I found one of those sacred spaces just after lunch Sunday. It is called Netflix.
Or at least the next few hours were spent meditating on "Stephen Fry in America" --- with breaks to clean house (timed intervals with vacuum, Windex and paper towels between entertainments is a strategy that works sometimes to keep squalor at bay).
I'd been wanting to see the Fry piece --- six-plus hours of it, an hour and a half to go. It seemed providential when the Netflix promotion popped up on screen just after church and the credit card was within reach.
It's fun and useful to see America through non-American eyes and British wit and actor Stephen Fry provided a rollicking tour when he set out behind the wheel of a London taxi during 2008 to visit all 50 of these United States.
Understandably, the visits to individual states were brief and some might quibble about the representational points of interest visited --- does Mahareshi Vedic City really represent Iowa, for example? At least we came off better than Ohio, where brief and passing focus was on the 1970 Kent State shootings.
Massachusetts was represented in part by the great (and sadly late) Peter John Gomes (1942-2011), then professor of Christian morality at Harvard Divinity School and minister at Harvard Memorial Church. Erudite, witty, black, Baptist and gay, Gomes provided a little insight into an aspect of America that sometimes puzzles even Americans. We almost always prefer simple and frequently thoughtless answers to questions that to be answered usefully require complex investigation, Gomes said.
It's great programming. Worth the investment in time to watch. Netflix optional.
Having successfully reduced Holy Eucharist Rite II to a compact eight-page bulletin complete with non-prayer book/hymnal musical settings for the Gospel anthem, Sanctus and Agnus Dei, I also spent time Sunday patting myself on the back.
Episcopal worship can be a challenge, even to Episcopalians, but most frequently to guests and initially at least to communicants who are refugees from other faith traditions.

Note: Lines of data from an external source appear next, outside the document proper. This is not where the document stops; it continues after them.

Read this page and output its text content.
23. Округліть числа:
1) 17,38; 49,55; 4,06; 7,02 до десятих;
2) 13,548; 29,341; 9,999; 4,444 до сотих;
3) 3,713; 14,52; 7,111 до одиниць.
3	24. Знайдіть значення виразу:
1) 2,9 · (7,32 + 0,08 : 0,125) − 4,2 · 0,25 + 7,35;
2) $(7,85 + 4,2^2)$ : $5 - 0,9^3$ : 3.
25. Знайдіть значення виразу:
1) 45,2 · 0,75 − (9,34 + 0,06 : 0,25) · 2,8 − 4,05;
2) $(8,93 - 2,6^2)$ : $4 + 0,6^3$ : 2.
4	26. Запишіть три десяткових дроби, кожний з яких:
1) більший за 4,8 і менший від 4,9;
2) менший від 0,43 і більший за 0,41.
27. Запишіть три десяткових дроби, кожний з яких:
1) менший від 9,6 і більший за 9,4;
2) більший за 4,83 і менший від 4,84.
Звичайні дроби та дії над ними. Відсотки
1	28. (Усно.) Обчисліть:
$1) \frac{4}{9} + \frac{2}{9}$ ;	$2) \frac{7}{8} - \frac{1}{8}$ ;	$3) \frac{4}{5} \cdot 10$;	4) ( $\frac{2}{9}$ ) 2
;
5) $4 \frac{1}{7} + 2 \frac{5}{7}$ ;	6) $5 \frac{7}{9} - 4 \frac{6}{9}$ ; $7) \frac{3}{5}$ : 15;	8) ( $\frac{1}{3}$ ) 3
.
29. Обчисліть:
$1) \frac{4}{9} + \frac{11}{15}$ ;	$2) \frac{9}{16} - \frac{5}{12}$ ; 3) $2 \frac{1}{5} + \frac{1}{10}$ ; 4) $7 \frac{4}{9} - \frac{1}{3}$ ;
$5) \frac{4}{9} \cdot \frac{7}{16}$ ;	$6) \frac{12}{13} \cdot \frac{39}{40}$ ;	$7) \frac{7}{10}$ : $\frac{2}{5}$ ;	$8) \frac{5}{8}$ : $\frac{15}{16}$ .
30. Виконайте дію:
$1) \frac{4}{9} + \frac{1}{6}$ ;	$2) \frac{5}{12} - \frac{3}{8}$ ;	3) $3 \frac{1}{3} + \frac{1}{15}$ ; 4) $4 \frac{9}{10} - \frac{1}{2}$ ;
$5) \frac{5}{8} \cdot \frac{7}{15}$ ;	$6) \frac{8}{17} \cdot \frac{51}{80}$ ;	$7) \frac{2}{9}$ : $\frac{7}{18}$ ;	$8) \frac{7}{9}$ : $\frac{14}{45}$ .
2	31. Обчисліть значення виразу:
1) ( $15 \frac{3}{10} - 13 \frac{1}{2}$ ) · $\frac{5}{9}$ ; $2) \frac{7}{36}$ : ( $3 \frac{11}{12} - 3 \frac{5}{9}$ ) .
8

First there are the liturgaerobics (none mandatory; anyone who needs or cares to do so is welcome to just sit). But for those who want to follow along, the order of service runs something like this: Stand, sit, stand, sit, stand, sit, stand, kneel, rise and walk around, stand, kneel, rise and walk around, kneel, stand, rise and head for the coffee pot.

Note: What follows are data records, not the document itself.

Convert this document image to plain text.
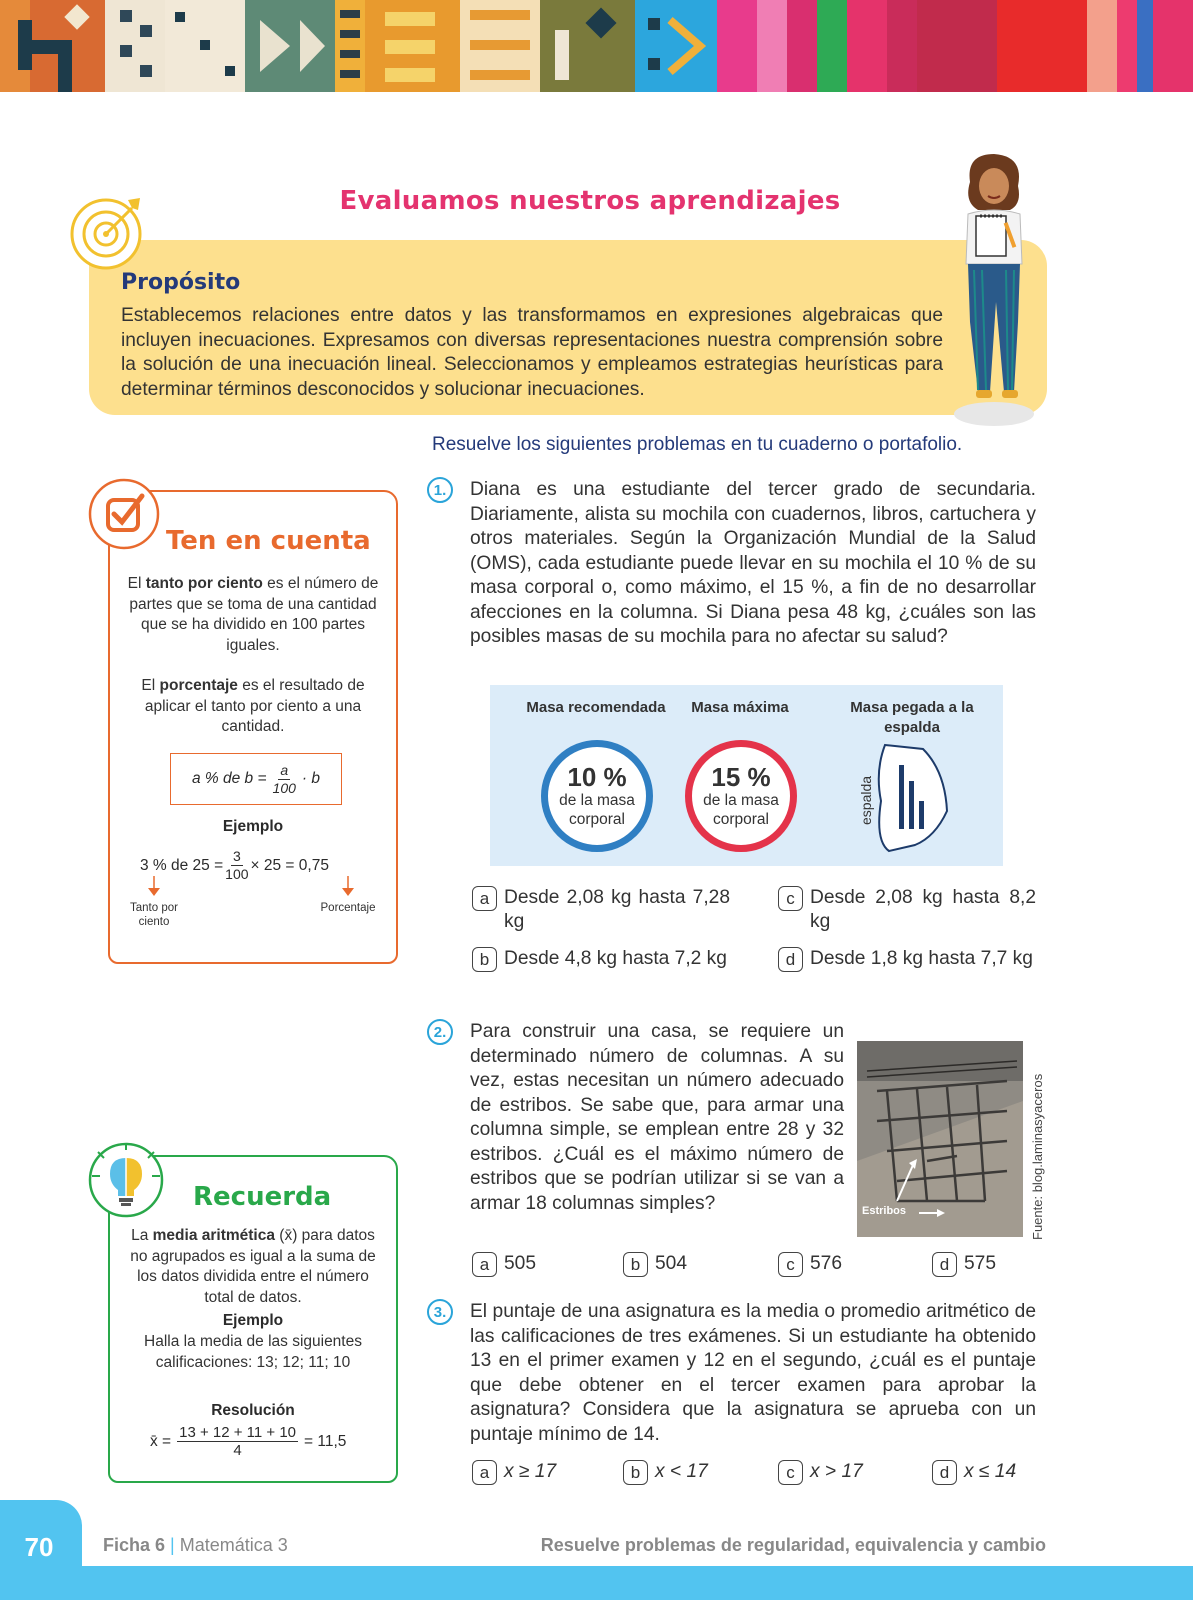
Evaluamos nuestros aprendizajes
Propósito
Establecemos relaciones entre datos y las transformamos en expresiones algebraicas que incluyen inecuaciones. Expresamos con diversas representaciones nuestra comprensión sobre la solución de una inecuación lineal. Seleccionamos y empleamos estrategias heurísticas para determinar términos desconocidos y solucionar inecuaciones.
Resuelve los siguientes problemas en tu cuaderno o portafolio.
Ten en cuenta
El tanto por ciento es el número de partes que se toma de una cantidad que se ha dividido en 100 partes iguales.
El porcentaje es el resultado de aplicar el tanto por ciento a una cantidad.
a % de $b = \frac{a}{100} \cdot b$
Ejemplo
3 % de $25 = \frac{3}{100} \times 25 = 0,75$
Tanto por ciento
Porcentaje
Recuerda
La media aritmética (x̄) para datos no agrupados es igual a la suma de los datos dividida entre el número total de datos.
Ejemplo
Halla la media de las siguientes calificaciones: 13; 12; 11; 10
Resolución
x̄ = $\frac{13 + 12 + 11 + 10}{4} = 11,5$
1.	Diana es una estudiante del tercer grado de secundaria. Diariamente, alista su mochila con cuadernos, libros, cartuchera y otros materiales. Según la Organización Mundial de la Salud (OMS), cada estudiante puede llevar en su mochila el 10 % de su masa corporal o, como máximo, el 15 %, a fin de no desarrollar afecciones en la columna. Si Diana pesa 48 kg, ¿cuáles son las posibles masas de su mochila para no afectar su salud?
Masa recomendada
10 %
de la masa corporal
Masa máxima
15 %
de la masa corporal
Masa pegada a la espalda
espalda
a Desde 2,08 kg hasta 7,28 kg
c Desde 2,08 kg hasta 8,2 kg
b Desde 4,8 kg hasta 7,2 kg	d Desde 1,8 kg hasta 7,7 kg
2.	Para construir una casa, se requiere un determinado número de columnas. A su vez, estas necesitan un número adecuado de estribos. Se sabe que, para armar una columna simple, se emplean entre 28 y 32 estribos. ¿Cuál es el máximo número de estribos que se podrían utilizar si se van a armar 18 columnas simples?	Estribos	Fuente: blog.laminasyaceros
a 505	b 504	c 576	d 575
3.	El puntaje de una asignatura es la media o promedio aritmético de las calificaciones de tres exámenes. Si un estudiante ha obtenido 13 en el primer examen y 12 en el segundo, ¿cuál es el puntaje que debe obtener en el tercer examen para aprobar la asignatura? Considera que la asignatura se aprueba con un puntaje mínimo de 14.
a x ≥ 17	b x < 17	c x > 17	d x ≤ 14
70	Ficha 6 | Matemática 3	Resuelve problemas de regularidad, equivalencia y cambio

While doing all of that in a classic situation, it also is necessary to juggle a bulletin, a Book of Common Prayer and at least one and sometimes two hymnals.
My cleverness was gratifyingly praised by a refugee from Roman Catholicism, for whom much of the liturgy was familiar but who had been challenged by the juggling of paper and who could never remember the words to the Doxology. The Doxology, on the other hand, was the only thing her husband, a refugee from the Baptist tradition, had recognized --- other than, of course, scripture lessons (KJV as opposed to NRSV), sermons and familiar hymns.